Two antifibrinolytic drugs, tranexamic acid (TXA), and aprotinin (APR), are currently used to improve the recovery of patients following major surgery while reducing blood loss. Their mechanisms of action have yet to be fully understood. Here, we examined (1) the effects of TXA or APR on basal vascular permeability (VP) and (2) the effects of TXA or APR on platelet-activating factor (PAF)-induced increase of VP in normal unanesthetized rats.
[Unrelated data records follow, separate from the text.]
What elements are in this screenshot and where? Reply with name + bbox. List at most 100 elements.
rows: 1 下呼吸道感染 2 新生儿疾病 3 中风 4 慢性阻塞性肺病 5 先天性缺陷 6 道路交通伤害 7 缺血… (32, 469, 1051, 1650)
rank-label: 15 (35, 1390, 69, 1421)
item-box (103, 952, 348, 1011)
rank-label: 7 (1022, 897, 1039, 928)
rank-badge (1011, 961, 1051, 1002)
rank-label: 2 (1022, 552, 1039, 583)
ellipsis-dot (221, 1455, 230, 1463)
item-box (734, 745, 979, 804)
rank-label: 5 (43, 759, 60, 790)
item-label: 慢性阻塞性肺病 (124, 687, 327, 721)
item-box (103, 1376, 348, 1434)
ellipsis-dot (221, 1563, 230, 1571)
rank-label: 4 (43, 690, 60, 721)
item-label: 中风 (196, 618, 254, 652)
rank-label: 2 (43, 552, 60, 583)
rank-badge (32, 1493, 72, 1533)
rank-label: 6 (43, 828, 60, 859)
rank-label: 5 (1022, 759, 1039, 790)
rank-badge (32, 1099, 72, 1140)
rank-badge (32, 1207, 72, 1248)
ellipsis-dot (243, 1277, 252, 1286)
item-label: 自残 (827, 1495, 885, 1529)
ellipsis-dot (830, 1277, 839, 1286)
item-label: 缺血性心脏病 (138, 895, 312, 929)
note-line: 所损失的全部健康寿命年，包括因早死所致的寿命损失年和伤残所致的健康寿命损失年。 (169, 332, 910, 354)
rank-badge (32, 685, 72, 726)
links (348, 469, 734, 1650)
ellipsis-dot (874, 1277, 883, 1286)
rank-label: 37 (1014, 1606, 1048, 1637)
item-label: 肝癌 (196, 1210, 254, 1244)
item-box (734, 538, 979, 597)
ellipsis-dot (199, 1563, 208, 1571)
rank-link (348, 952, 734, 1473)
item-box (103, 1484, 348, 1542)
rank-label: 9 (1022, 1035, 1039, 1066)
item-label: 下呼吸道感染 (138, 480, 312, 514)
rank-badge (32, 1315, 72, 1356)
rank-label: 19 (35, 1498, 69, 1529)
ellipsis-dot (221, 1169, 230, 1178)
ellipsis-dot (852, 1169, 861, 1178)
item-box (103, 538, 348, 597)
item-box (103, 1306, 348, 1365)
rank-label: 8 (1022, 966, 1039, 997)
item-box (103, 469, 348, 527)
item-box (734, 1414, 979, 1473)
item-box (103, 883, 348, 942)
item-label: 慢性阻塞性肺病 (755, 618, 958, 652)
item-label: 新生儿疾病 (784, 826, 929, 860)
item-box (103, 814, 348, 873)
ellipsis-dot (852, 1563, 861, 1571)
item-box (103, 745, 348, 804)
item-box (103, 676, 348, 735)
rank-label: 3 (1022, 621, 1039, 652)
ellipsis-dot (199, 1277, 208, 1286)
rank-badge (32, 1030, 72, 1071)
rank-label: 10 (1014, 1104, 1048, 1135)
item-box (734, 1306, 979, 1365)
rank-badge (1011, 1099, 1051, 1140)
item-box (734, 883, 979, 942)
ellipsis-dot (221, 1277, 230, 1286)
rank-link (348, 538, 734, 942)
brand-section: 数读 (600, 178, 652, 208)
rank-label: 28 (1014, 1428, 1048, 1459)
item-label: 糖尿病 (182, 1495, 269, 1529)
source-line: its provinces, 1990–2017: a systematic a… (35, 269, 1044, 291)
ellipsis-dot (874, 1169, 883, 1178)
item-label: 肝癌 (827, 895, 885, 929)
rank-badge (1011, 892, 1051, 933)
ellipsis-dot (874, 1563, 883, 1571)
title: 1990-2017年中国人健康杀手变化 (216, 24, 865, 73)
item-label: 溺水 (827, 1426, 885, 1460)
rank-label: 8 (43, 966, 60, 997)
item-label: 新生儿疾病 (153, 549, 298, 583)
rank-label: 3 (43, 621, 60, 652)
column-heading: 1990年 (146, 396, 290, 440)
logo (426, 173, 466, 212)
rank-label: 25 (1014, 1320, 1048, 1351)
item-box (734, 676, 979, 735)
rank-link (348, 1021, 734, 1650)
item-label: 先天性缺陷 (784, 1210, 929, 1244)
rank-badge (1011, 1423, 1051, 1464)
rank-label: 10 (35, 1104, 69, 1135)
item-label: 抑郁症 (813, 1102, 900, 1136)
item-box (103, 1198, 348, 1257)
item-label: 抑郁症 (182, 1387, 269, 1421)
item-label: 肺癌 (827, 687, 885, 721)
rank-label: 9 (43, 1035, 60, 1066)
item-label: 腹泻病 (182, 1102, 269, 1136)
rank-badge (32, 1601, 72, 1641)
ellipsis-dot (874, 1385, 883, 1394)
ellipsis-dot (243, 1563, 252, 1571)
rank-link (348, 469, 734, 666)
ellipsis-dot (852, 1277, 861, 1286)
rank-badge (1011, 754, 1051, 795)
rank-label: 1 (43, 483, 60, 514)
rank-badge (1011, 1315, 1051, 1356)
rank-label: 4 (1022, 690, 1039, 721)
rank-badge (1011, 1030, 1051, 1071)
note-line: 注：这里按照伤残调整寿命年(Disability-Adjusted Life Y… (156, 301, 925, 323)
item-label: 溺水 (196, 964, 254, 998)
Evans blue dye (EB) bound to albumin was used as the marker of extravasation in selected tissues. In normal rats, PAF (1 microg/kg i.v.) increased VP in most selected tissues including bronchi, aorta, duodenum and pancreas without affecting blood pressure. TXA (up to 300 mg/kg i.v.) had no significant effect on basal VP in any tissues, while APR (30000 KIU/kg i.v.) decreased basal VP in 5 out of 8 tissues. Pre-treatment with TXA decreased PAF-induced increases of VP in the microcirculation of the thoracic and abdominal aorta, the duodenum and the pancreas, from 35% to 41%. TXA was mostly effective at an i.v. dose of 100 mg/kg with a 2 h of pre-treatment period. Pre-treatment with APR also reduced PAF-induced increases of VP in selected tissues by 35 to 61%. The i.v. dose of 30000 KIU/mg was optimal when injected at least 30 min before the administration of PAF + Evans blue. These results suggest that the beneficial effect of APR and TXA, following cardiopulmonary bypass (CPB) and other type of surgeries, may be attributed to the inhibition of plasma exudation mediated, at least in part, by PAF. Thus, TXA and APR may improve patients recovery by reducing the capillary leakage of albumin, associated with interstitial edema formation, and maintaining intravascular fluid volume.